You see, Butler took the wrong position at the Constitutional Convention itself, during the actual debate on the war power -- before it and other elements of the document were finalized and sent to the states for ratification.
He then flipped to the correct position, before his state ratified the Constitution, when he took it upon himself in the South Carolina legislature to briefly explain how the Constitutional Convention had settled the war-power issue.
Obama, by contrast, unambiguously took the correct constitutional position when he was running for president -- almost 220 years after the Constitution was ratified -- then turned around and took an indefensible position two years into office as commander in chief.
Obama's convenient change in position now justifies his own actions that exceed the constitutional limits on presidential power.
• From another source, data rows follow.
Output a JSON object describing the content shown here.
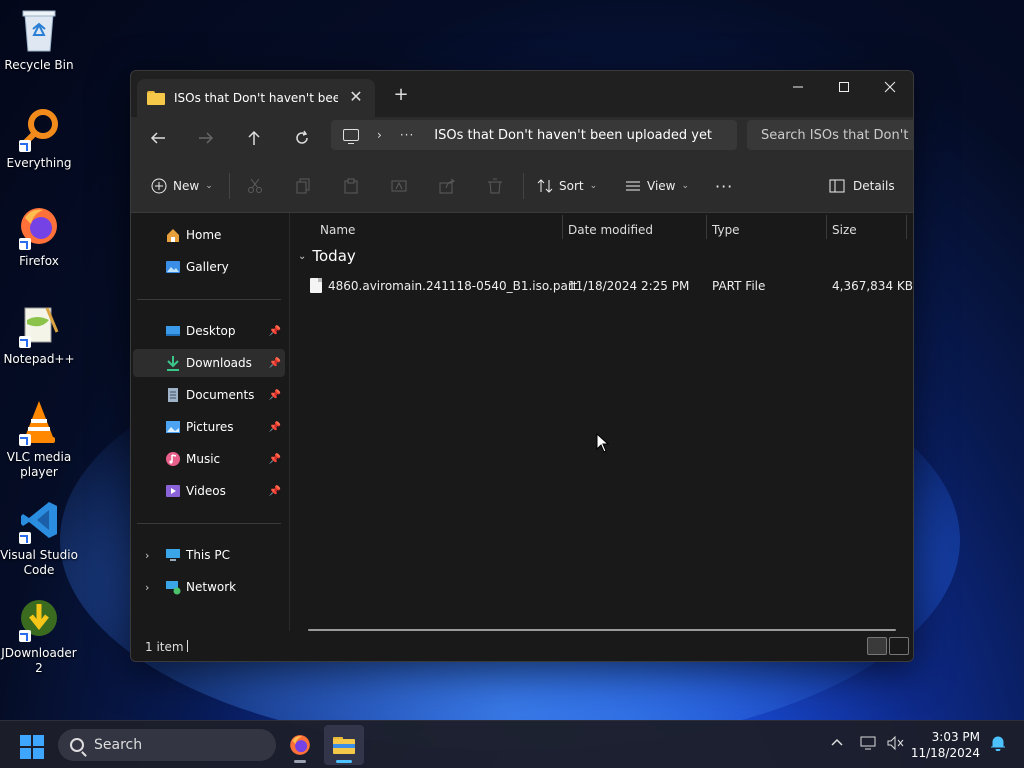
{
  "desktop": {
    "icons": [
      {
        "label": "Recycle Bin"
      },
      {
        "label": "Everything"
      },
      {
        "label": "Firefox"
      },
      {
        "label": "Notepad++"
      },
      {
        "label": "VLC media player"
      },
      {
        "label": "Visual Studio Code"
      },
      {
        "label": "JDownloader 2"
      }
    ]
  },
  "window": {
    "tab_title": "ISOs that Don't haven't been uploaded yet",
    "tab_close": "✕",
    "new_tab": "+",
    "address": {
      "separator": "›",
      "overflow": "···",
      "path": "ISOs that Don't haven't been uploaded yet"
    },
    "search_placeholder": "Search ISOs that Don't haven't been uploaded yet",
    "toolbar": {
      "new_label": "New",
      "sort_label": "Sort",
      "view_label": "View",
      "more_label": "···",
      "details_label": "Details"
    },
    "sidebar": {
      "home": "Home",
      "gallery": "Gallery",
      "desktop": "Desktop",
      "downloads": "Downloads",
      "documents": "Documents",
      "pictures": "Pictures",
      "music": "Music",
      "videos": "Videos",
      "this_pc": "This PC",
      "network": "Network"
    },
    "columns": {
      "name": "Name",
      "date_modified": "Date modified",
      "type": "Type",
      "size": "Size"
    },
    "group_label": "Today",
    "files": [
      {
        "name": "4860.aviromain.241118-0540_B1.iso.part",
        "date_modified": "11/18/2024 2:25 PM",
        "type": "PART File",
        "size": "4,367,834 KB"
      }
    ],
    "status": {
      "item_count": "1 item"
    }
  },
  "taskbar": {
    "search_label": "Search",
    "time": "3:03 PM",
    "date": "11/18/2024"
  },
  "colors": {
    "accent": "#4cc2ff",
    "window_bg": "#191919",
    "toolbar_bg": "#2c2c2c",
    "folder_yellow": "#f5c84a"
  }
}
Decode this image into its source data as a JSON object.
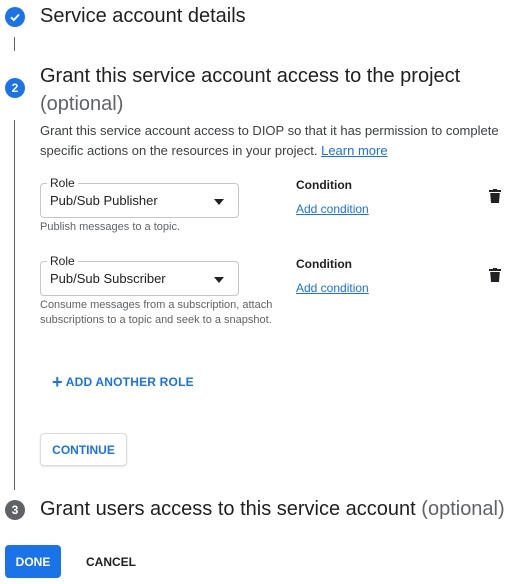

"The president does not have power under the Constitution to unilaterally authorize a military attack in a situation that does not involve stopping an actual or imminent threat to the nation," Obama told the Boston Globe in a Dec. 20, 2007, interview.
"As commander in chief," Obama continued, "the president does have a duty to protect and defend the United States. In instances of self-defense, the president would be within his constitutional authority to act before advising Congress or seeking its consent."
This is exactly the Framers' understanding of the war power.
As mentioned in this column last week, and clearly explained in Louis Fisher's book "Presidential War Power," the Constitutional Convention debated the war power on Aug. 17, 1787. The draft before the convention gave Congress the power "to make war."
South Carolina's Charles Pinckney wanted to narrow the power to just the Senate. "The Senate would be the best depositary, being more acquainted with foreign affairs, and most capable of proper resolutions," he said, according to James Madison's notes from that day.